To answer the questions posed above, we develop new spectroscopic tools and methods, with a special focus on pulsed THz radiation with frequencies ranging from ~0.3 to 30 THz. We currently work on extending THz spectroscopy to magnetic solids and soft matter (such as liquids). For instance, to reveal the coupling between crystal lattice and electron spins, we make use of the scheme shown above: we use an intense THz pulse to resonantly excite optical phonons and probe the resulting impact on the spin system by a delayed optical probe pulse.

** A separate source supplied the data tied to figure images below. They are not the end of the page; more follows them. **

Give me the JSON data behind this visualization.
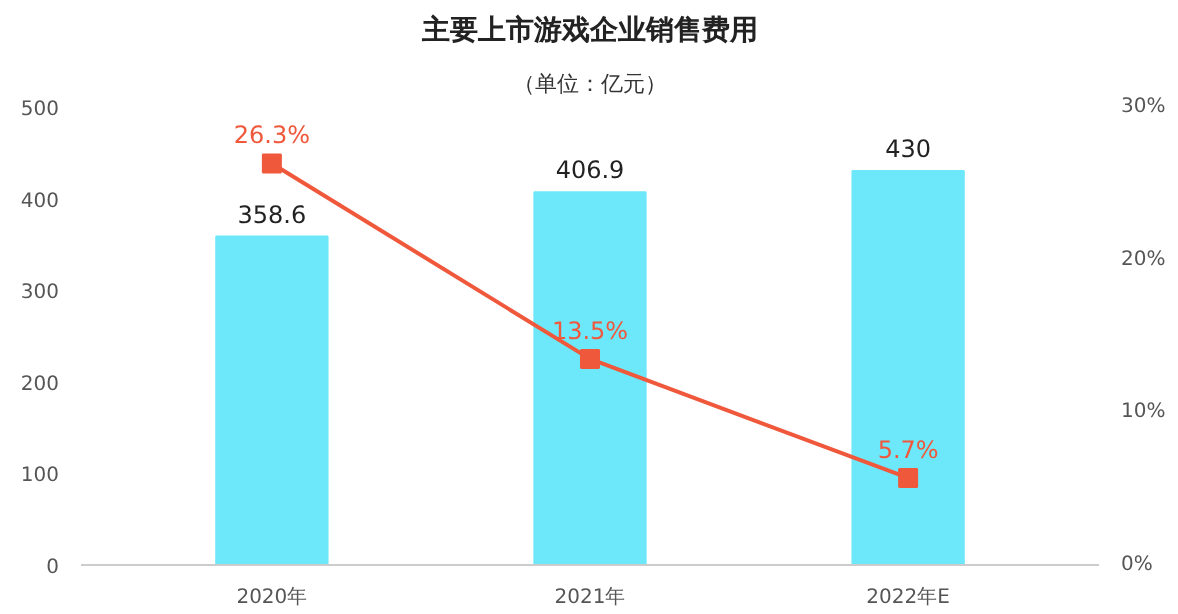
{
  "chart_data": {
    "type": "bar",
    "title": "主要上市游戏企业销售费用",
    "subtitle": "（单位：亿元）",
    "categories": [
      "2020年",
      "2021年",
      "2022年E"
    ],
    "series": [
      {
        "color": "#6de8fa",
        "values": [
          358.6,
          406.9,
          430
        ],
        "value_labels": [
          "358.6",
          "406.9",
          "430"
        ]
      },
      {
        "type": "line",
        "axis": "y2",
        "color": "#f0583c",
        "values": [
          26.3,
          13.5,
          5.7
        ],
        "value_labels": [
          "26.3%",
          "13.5%",
          "5.7%"
        ]
      }
    ],
    "ylim": [
      0,
      500
    ],
    "yticks": [
      0,
      100,
      200,
      300,
      400,
      500
    ],
    "y2lim": [
      0,
      30
    ],
    "y2ticks": [
      {
        "value": 0,
        "label": "0%"
      },
      {
        "value": 10,
        "label": "10%"
      },
      {
        "value": 20,
        "label": "20%"
      },
      {
        "value": 30,
        "label": "30%"
      }
    ],
    "grid": false,
    "marker": "square",
    "line_style": "solid"
  }
}
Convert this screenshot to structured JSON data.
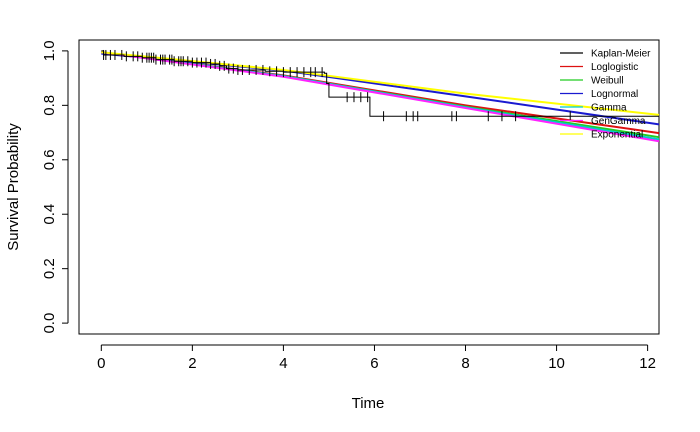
{
  "chart_data": {
    "type": "line",
    "title": "",
    "xlabel": "Time",
    "ylabel": "Survival Probability",
    "xlim": [
      -0.49,
      12.25
    ],
    "ylim": [
      -0.04,
      1.04
    ],
    "x_ticks": [
      0,
      2,
      4,
      6,
      8,
      10,
      12
    ],
    "y_ticks": [
      0.0,
      0.2,
      0.4,
      0.6,
      0.8,
      1.0
    ],
    "x_tick_labels": [
      "0",
      "2",
      "4",
      "6",
      "8",
      "10",
      "12"
    ],
    "y_tick_labels": [
      "0.0",
      "0.2",
      "0.4",
      "0.6",
      "0.8",
      "1.0"
    ],
    "grid": false,
    "legend_position": "top-right",
    "km": {
      "name": "Kaplan-Meier",
      "color": "#000000",
      "steps": [
        [
          0,
          1.0
        ],
        [
          0.05,
          0.985
        ],
        [
          0.5,
          0.98
        ],
        [
          0.9,
          0.975
        ],
        [
          1.2,
          0.968
        ],
        [
          1.6,
          0.962
        ],
        [
          2.0,
          0.957
        ],
        [
          2.4,
          0.952
        ],
        [
          2.6,
          0.945
        ],
        [
          2.75,
          0.935
        ],
        [
          3.0,
          0.93
        ],
        [
          3.6,
          0.925
        ],
        [
          4.0,
          0.922
        ],
        [
          4.9,
          0.918
        ],
        [
          4.95,
          0.88
        ],
        [
          5.0,
          0.83
        ],
        [
          5.9,
          0.76
        ],
        [
          12.25,
          0.76
        ]
      ],
      "censor_times": [
        0.05,
        0.1,
        0.2,
        0.3,
        0.45,
        0.55,
        0.7,
        0.8,
        0.9,
        1.0,
        1.05,
        1.1,
        1.15,
        1.2,
        1.3,
        1.35,
        1.4,
        1.5,
        1.55,
        1.6,
        1.7,
        1.75,
        1.8,
        1.9,
        2.0,
        2.1,
        2.2,
        2.3,
        2.4,
        2.5,
        2.6,
        2.7,
        2.8,
        2.9,
        3.0,
        3.1,
        3.25,
        3.4,
        3.55,
        3.7,
        3.85,
        4.0,
        4.15,
        4.3,
        4.45,
        4.6,
        4.7,
        4.85,
        5.4,
        5.55,
        5.7,
        5.85,
        6.2,
        6.7,
        6.85,
        6.95,
        7.7,
        7.8,
        8.5,
        8.8,
        9.1,
        10.3
      ]
    },
    "series": [
      {
        "name": "Loglogistic",
        "color": "#dd1111",
        "x": [
          0,
          4,
          8,
          12.25
        ],
        "values": [
          0.995,
          0.91,
          0.8,
          0.698
        ]
      },
      {
        "name": "Weibull",
        "color": "#22cc22",
        "x": [
          0,
          4,
          8,
          12.25
        ],
        "values": [
          0.995,
          0.908,
          0.795,
          0.683
        ]
      },
      {
        "name": "Lognormal",
        "color": "#1a1ad0",
        "x": [
          0,
          4,
          8,
          12.25
        ],
        "values": [
          0.99,
          0.928,
          0.833,
          0.73
        ]
      },
      {
        "name": "Gamma",
        "color": "#00cccc",
        "x": [
          0,
          4,
          8,
          12.25
        ],
        "values": [
          0.995,
          0.908,
          0.793,
          0.675
        ]
      },
      {
        "name": "GenGamma",
        "color": "#ff22ff",
        "x": [
          0,
          4,
          8,
          12.25
        ],
        "values": [
          0.995,
          0.905,
          0.79,
          0.668
        ]
      },
      {
        "name": "Exponential",
        "color": "#ffff00",
        "x": [
          0,
          4,
          8,
          12.25
        ],
        "values": [
          0.995,
          0.93,
          0.843,
          0.765
        ]
      }
    ]
  }
}
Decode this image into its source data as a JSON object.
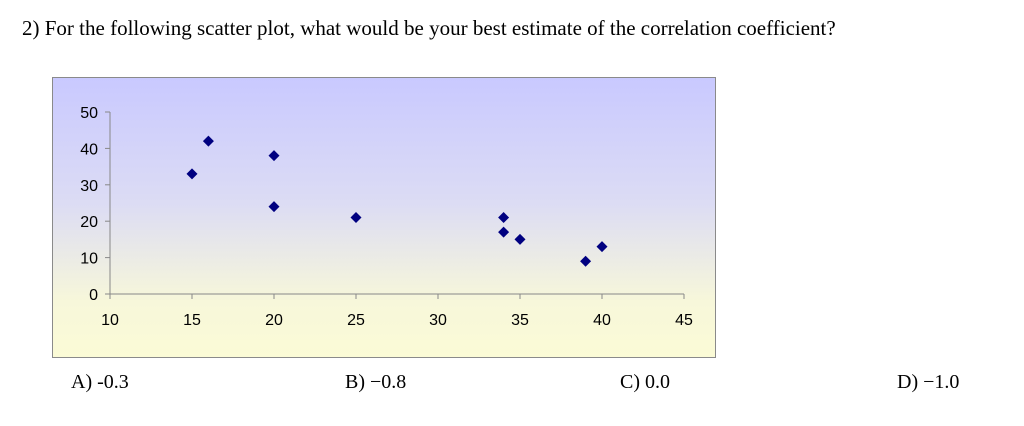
{
  "question": "2) For the following scatter plot, what would be your best estimate of the correlation coefficient?",
  "choices": [
    {
      "label": "A) -0.3"
    },
    {
      "label": "B) −0.8"
    },
    {
      "label": "C) 0.0"
    },
    {
      "label": "D) −1.0"
    }
  ],
  "chart_data": {
    "type": "scatter",
    "title": "",
    "xlabel": "",
    "ylabel": "",
    "xlim": [
      10,
      45
    ],
    "ylim": [
      0,
      50
    ],
    "xticks": [
      10,
      15,
      20,
      25,
      30,
      35,
      40,
      45
    ],
    "yticks": [
      0,
      10,
      20,
      30,
      40,
      50
    ],
    "grid": false,
    "legend": "none",
    "marker": "diamond",
    "colors": {
      "marker": "#000080",
      "background_top": "#c9c9ff",
      "background_bottom": "#fbfbd6"
    },
    "series": [
      {
        "points": [
          {
            "x": 15,
            "y": 33
          },
          {
            "x": 16,
            "y": 42
          },
          {
            "x": 20,
            "y": 38
          },
          {
            "x": 20,
            "y": 24
          },
          {
            "x": 25,
            "y": 21
          },
          {
            "x": 34,
            "y": 21
          },
          {
            "x": 34,
            "y": 17
          },
          {
            "x": 35,
            "y": 15
          },
          {
            "x": 39,
            "y": 9
          },
          {
            "x": 40,
            "y": 13
          }
        ]
      }
    ]
  }
}
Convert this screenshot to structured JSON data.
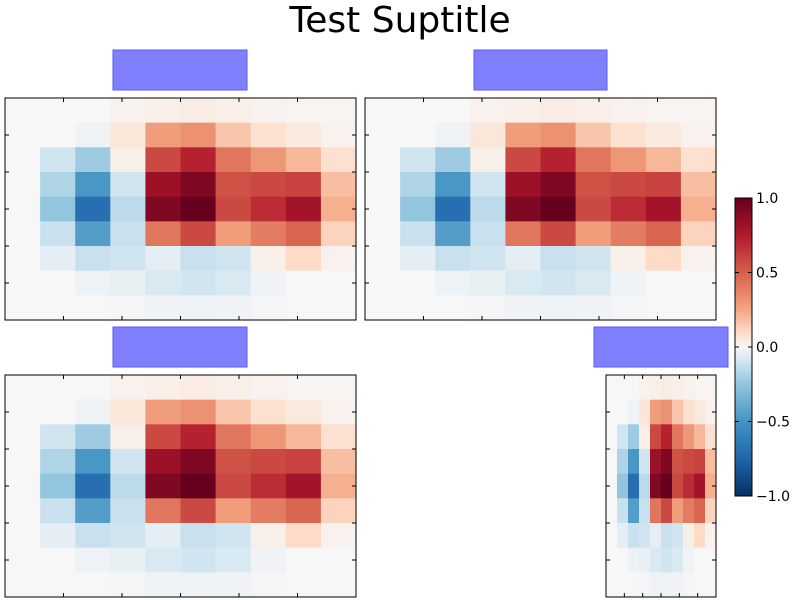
{
  "suptitle": "Test Suptitle",
  "chart_data": {
    "type": "heatmap",
    "colormap": "RdBu_r",
    "colorbar": {
      "ticks": [
        "1.0",
        "0.5",
        "0.0",
        "−0.5",
        "−1.0"
      ],
      "tick_values": [
        1.0,
        0.5,
        0.0,
        -0.5,
        -1.0
      ],
      "range": [
        -1.0,
        1.0
      ]
    },
    "title_box_color": "#8080ff",
    "panels": [
      "top-left",
      "top-right",
      "bottom-left",
      "bottom-right"
    ],
    "values": [
      [
        0.0,
        0.0,
        0.0,
        0.02,
        0.03,
        0.04,
        0.03,
        0.02,
        0.01,
        0.01
      ],
      [
        0.0,
        0.0,
        -0.02,
        0.06,
        0.28,
        0.32,
        0.16,
        0.08,
        0.05,
        0.02
      ],
      [
        0.0,
        -0.1,
        -0.22,
        0.03,
        0.58,
        0.72,
        0.42,
        0.3,
        0.2,
        0.08
      ],
      [
        0.0,
        -0.18,
        -0.48,
        -0.1,
        0.82,
        0.92,
        0.55,
        0.58,
        0.6,
        0.18
      ],
      [
        0.0,
        -0.25,
        -0.7,
        -0.15,
        0.92,
        1.0,
        0.58,
        0.68,
        0.8,
        0.22
      ],
      [
        0.0,
        -0.12,
        -0.45,
        -0.12,
        0.42,
        0.58,
        0.28,
        0.4,
        0.48,
        0.12
      ],
      [
        0.0,
        -0.05,
        -0.12,
        -0.1,
        -0.05,
        -0.12,
        -0.1,
        0.03,
        0.1,
        0.02
      ],
      [
        0.0,
        0.0,
        -0.03,
        -0.04,
        -0.08,
        -0.1,
        -0.08,
        -0.02,
        0.0,
        0.0
      ],
      [
        0.0,
        0.0,
        0.0,
        -0.01,
        -0.02,
        -0.03,
        -0.02,
        -0.01,
        0.0,
        0.0
      ]
    ]
  }
}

To probe and identify the inital steps of the ultrafast transport of electron spins, we have recently developed the scheme shown in Figure 2. A femtosecond optical laser pulse is used to launch transport of electron spins (thick red arrows) from a ferromagnetic into a nonmagnetic metal layer. In the nonmagnetic metal, spin-up and spin-down electrons are deflected in opposite directions by an angle γ. This only recently discovered inverse spin Hall effect results in a transverse charge current (blue arrow), acting as a source of a THz electromagnetic pulse. Measurement of the THz electric field allows us to reconstruct of the spin transport dynamics.
Finally, to interpret our experimental results, we work out simple toy models. For example, we have recently modeled the transport experiment above using spin transport equations and Maxwell's equations.